C&D Recycling

Wednesday, January 2, 2019 8:13 PM Josh Fookes

Construction and Demolition (C&D) materials are not all equal.  There is a wide variety of materials that have been used in construction in the Bay Area.  Some of the materials are able to be recycled after they are demolished, but many however cannot be recycled.  Over the past 10 years Bee Green Recycling & Supply, LLC has developed outlets and processes for many of the recyclable materials encountered in C&D Debris.  In the past, we took the “good” recyclable materials with the “bad” non-recyclable materials.  We always classified the one on the same level as the other, as C&D (Construction & Demolition) Debris.  Because that’s what it has always been.

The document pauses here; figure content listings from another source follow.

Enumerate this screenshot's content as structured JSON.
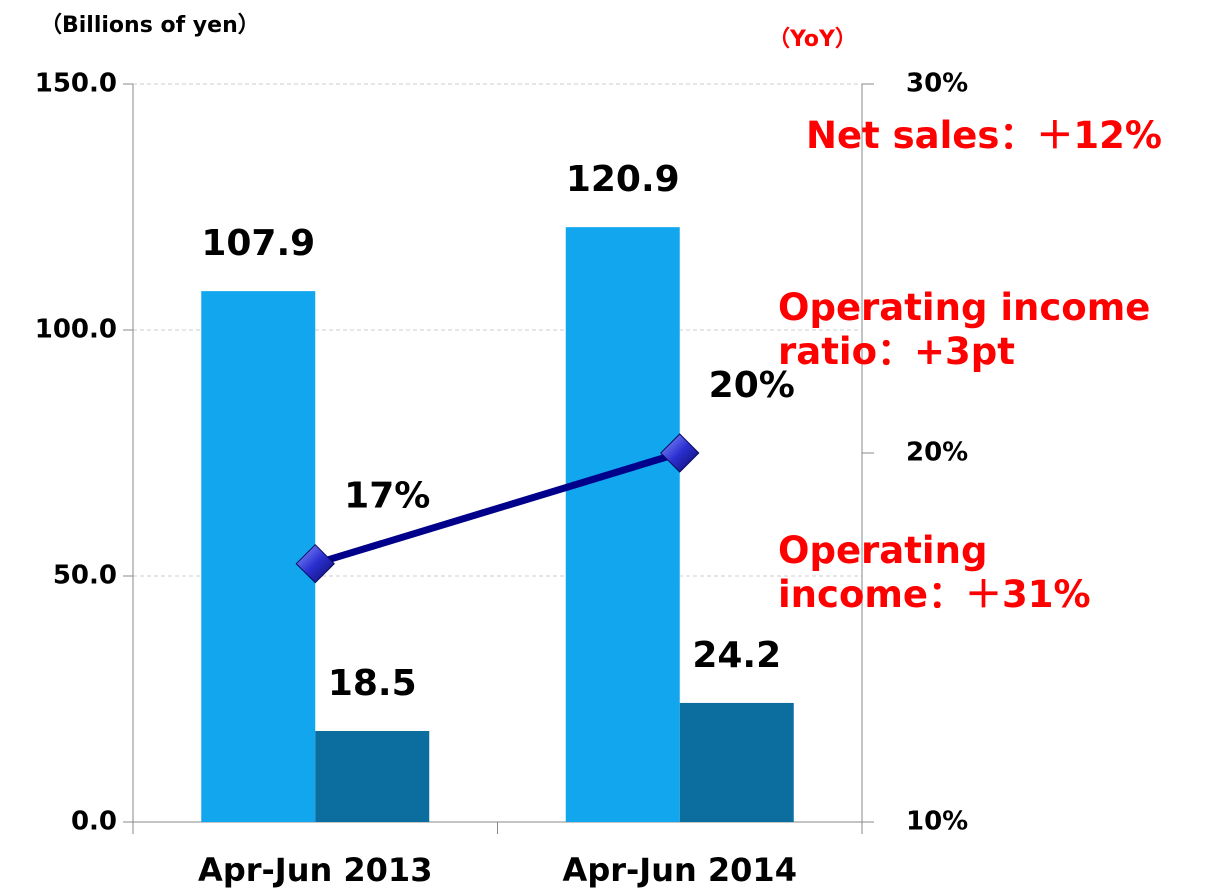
{
  "chart_data": {
    "type": "bar",
    "y_label": "（Billions of yen）",
    "y2_label": "（YoY）",
    "categories": [
      "Apr-Jun 2013",
      "Apr-Jun 2014"
    ],
    "series": [
      {
        "type": "bar",
        "color": "#12a6ee",
        "values": [
          107.9,
          120.9
        ]
      },
      {
        "type": "bar",
        "color": "#0b6e9f",
        "values": [
          18.5,
          24.2
        ]
      },
      {
        "type": "line",
        "axis": "y2",
        "color": "#00008b",
        "values": [
          17,
          20
        ],
        "value_labels": [
          "17%",
          "20%"
        ]
      }
    ],
    "ylim": [
      0,
      150
    ],
    "yticks": [
      {
        "value": 0,
        "label": "0.0"
      },
      {
        "value": 50,
        "label": "50.0"
      },
      {
        "value": 100,
        "label": "100.0"
      },
      {
        "value": 150,
        "label": "150.0"
      }
    ],
    "y2lim": [
      10,
      30
    ],
    "y2ticks": [
      {
        "value": 10,
        "label": "10%"
      },
      {
        "value": 20,
        "label": "20%"
      },
      {
        "value": 30,
        "label": "30%"
      }
    ],
    "grid": true,
    "annotations": [
      {
        "lines": [
          "Net sales：＋12%"
        ]
      },
      {
        "lines": [
          "Operating income",
          "ratio：+3pt"
        ]
      },
      {
        "lines": [
          "Operating",
          "income：＋31%"
        ]
      }
    ]
  }
}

However, over the years, there has been a great push to recycle more and more of the materials that are received into our facility.  We make great effort to recycle or divert as much material from area landfills as we can.  Not only is it better resource management and product stewardship, but it is usually better economically for us a company.  Last year we became certified by the Recycling Certification Institute. ​​​​​​

Because our C&D line is Certified by this independent 3rd party, our customer’s LEED projects are eligible for an additional 1 point in the LEED calculations.  Click here for more information about the LEED credit

For this reason, we are no longer going to classify as Mixed C&D, the incoming materials that are predominantly unrecoverable materials (basically construction garbage).  For example, the amount of insulation, painted sheetrock, and carpet loads we received last year significantly reduced our facility’s certified recycling rates, yet these materials do not have commercially viable outlets for recycling or diversion.  From now on, we are going to classify those types of incoming loads as C&D Debris (not for processing), and that material will NOT be eligible for recycling or diversion credit.  

We feel that making the distinction between those types of materials, the ones that can be recycled, and the ones that cannot, will better reflect what we do as an operation with the actual recoverable materials.  We think that our relatively low recycle rates (without ADC) are impacted the most by the problem material loads.  Other facilities in our area do the same thing for the very same reasons, so this is not out of industry norm for us to now be making the distinction.

If garbage in = garbage out, we are not going to call it recycled at whatever our facility recycle rate is.  It is going to be called garbage, and no recycling credit will be allocated to it.  At this point in time, we are not changing our rates for the material, only how we classify it as it comes in.